State AGs can investigate employers behind HIPAA data breaches
- The spotlight might be on international hackers committing security breaches, but employers face other security risks, says SHRM. If an employee with access to another worker’s personal health record puts the information up on the computer’s monitor and leaves it unattended for others to see, a data breach has occurred in violation of the Health Insurance Portability and Accountability Act.
- Employers are subject to HIPAA’s notification rule, which requires that anyone affected by the breach must be notified within a specific time frame. Up until August 2016, the incident described above would not have triggered an investigation by the U.S. Department of Health and Human Services Office of Civil Rights because it affected fewer than 500 people. But on Aug. 18, the OCR announced that it would investigate all data breaches, regardless of size.
- HIPAA allows a state’s attorney general to investigate cases and file charges against organizations that violate the notification rule. This means that an employer undergoing a data breach that it’s investigating could be investigated by the OCR or the state’s attorney general, says SHRM.

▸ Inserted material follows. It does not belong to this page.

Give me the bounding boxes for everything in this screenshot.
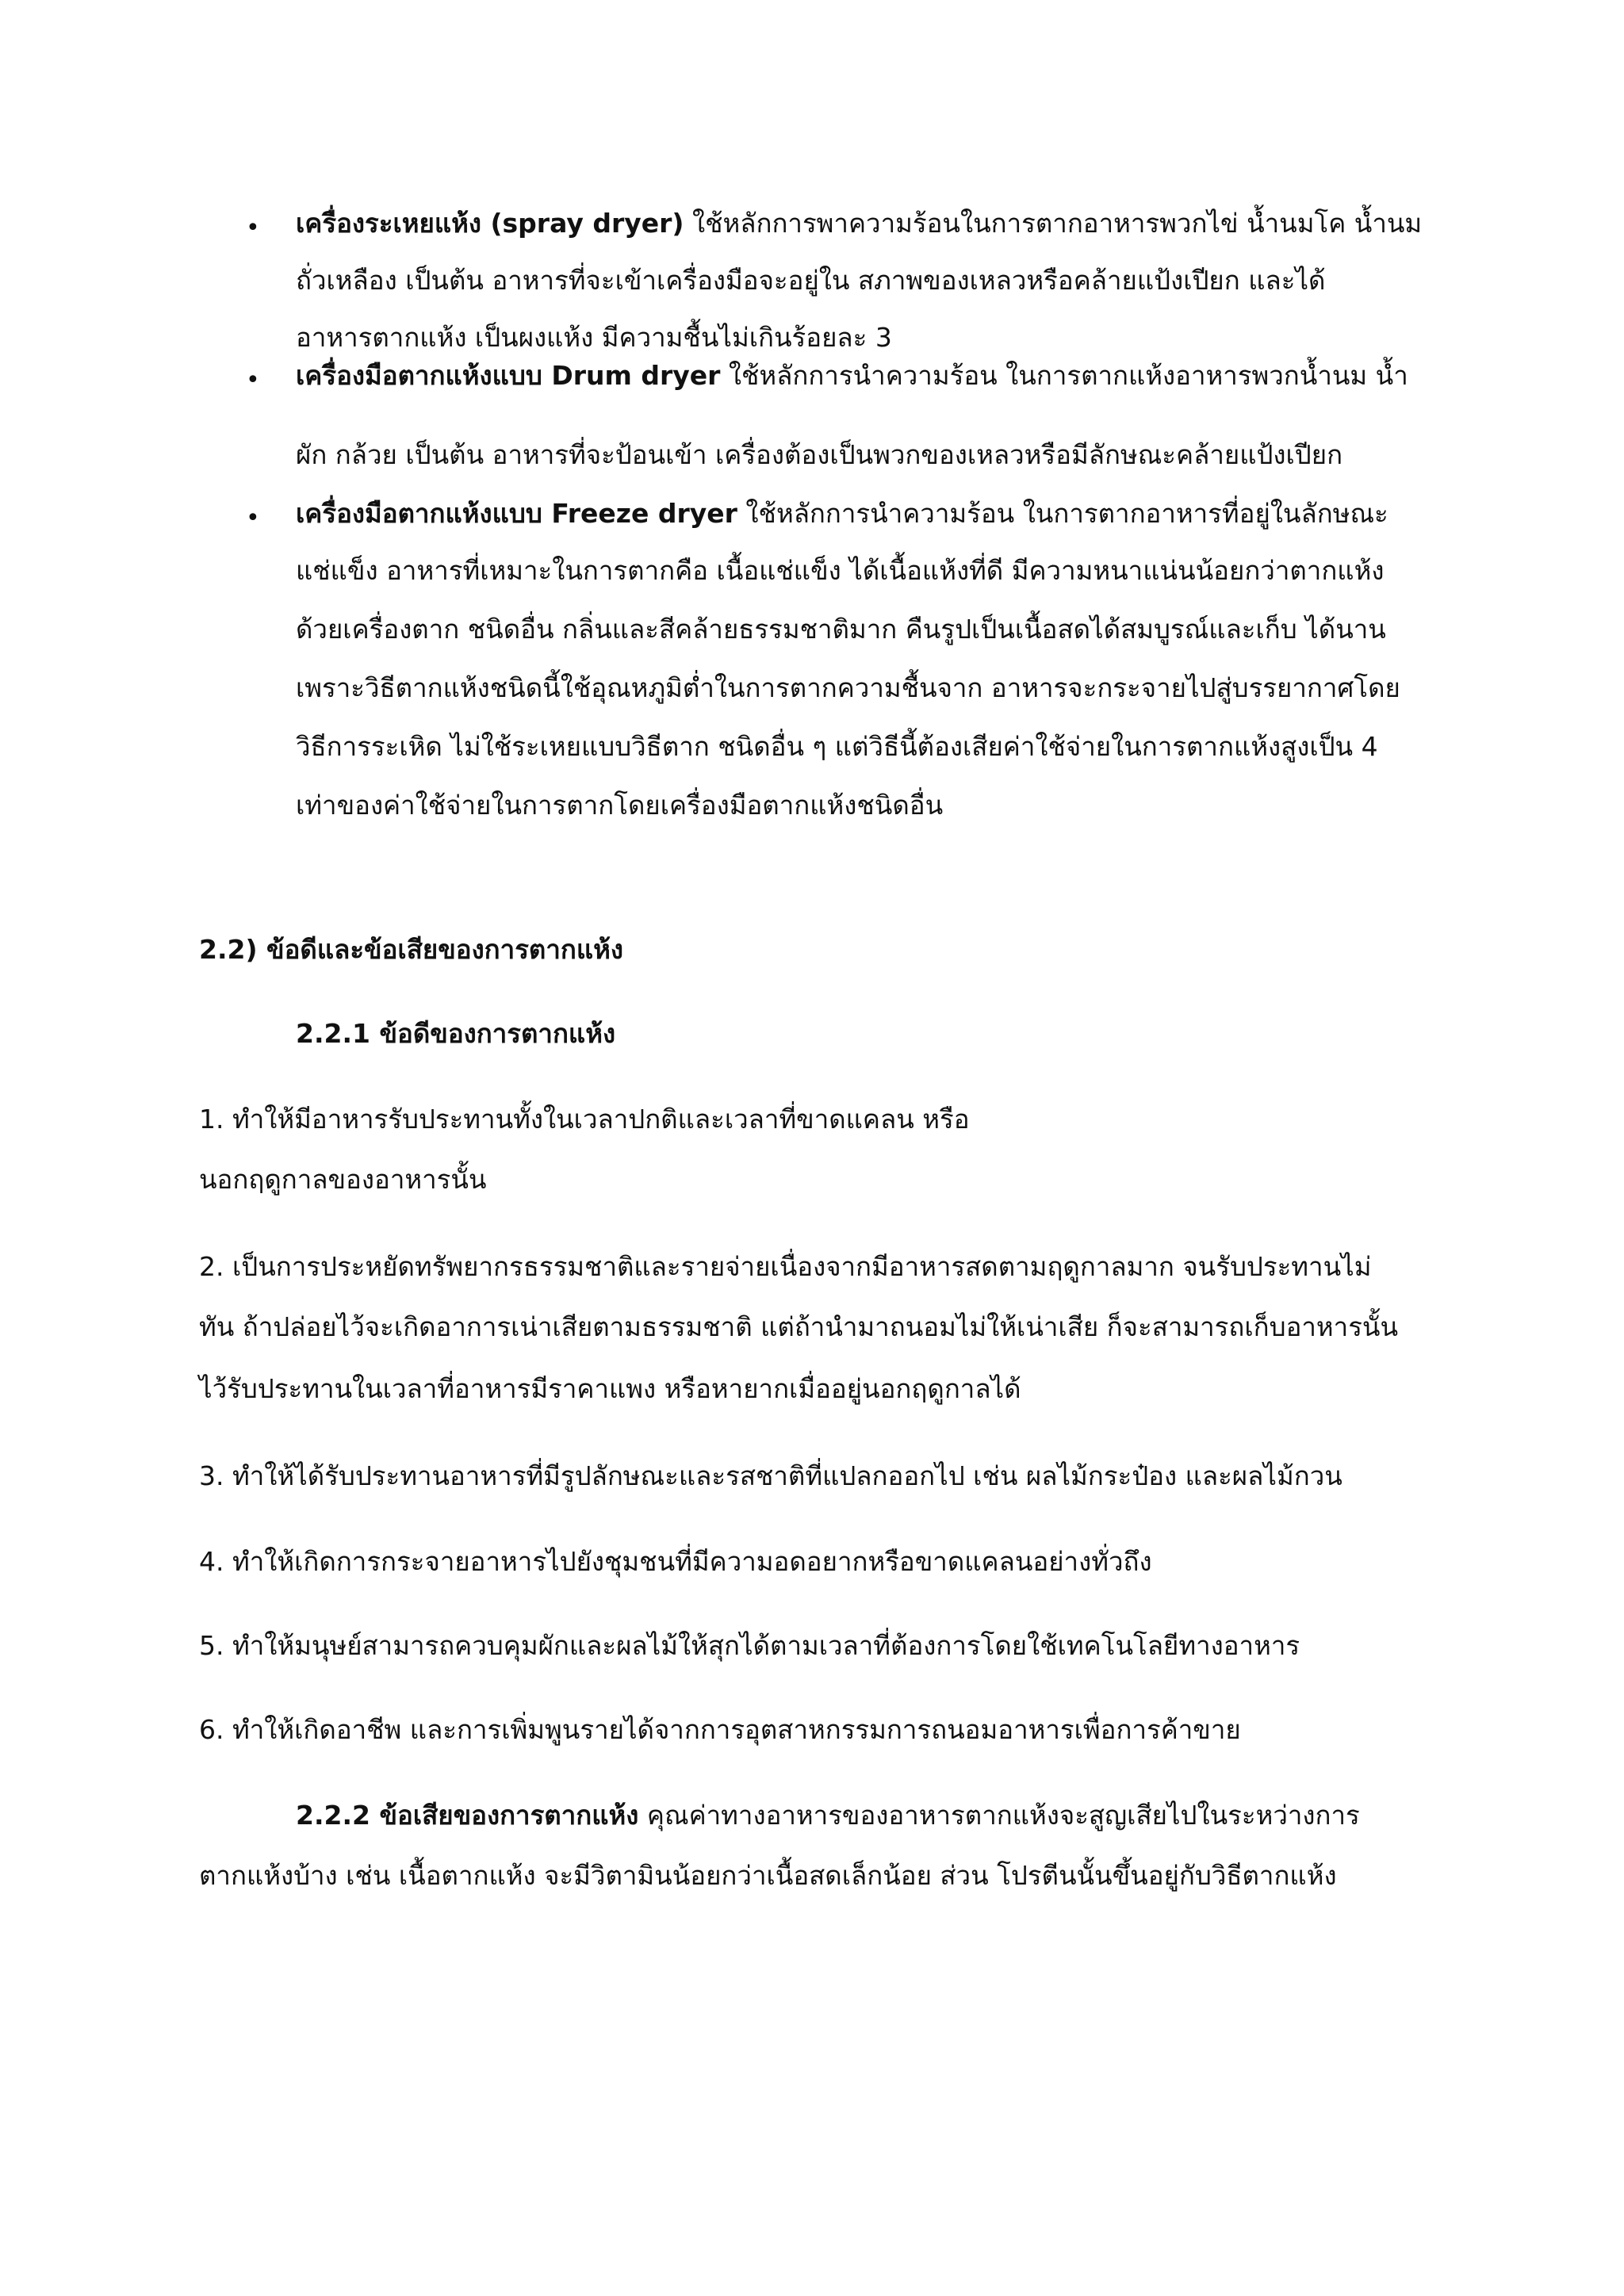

Employers must communicate to employees the critical importance of keeping proprietary information private, and that includes HIPAA-protected personal health information as well as high-level company data. Employees need to know the rules and the consequences of data breaches and companies need to enforce them rigorously.
If a data breach occurs involving HIPAA-protected health information, employers should:
- Send a notice to the affected person stating that the data has been seen, or probably seen, no later than 60 days after the incident.
- Send the notice by USPS first-class mail.
- Explain in the notice what happened, when and any other pertinent details.
- Notify HHS of the breach through its website no later than 60 days.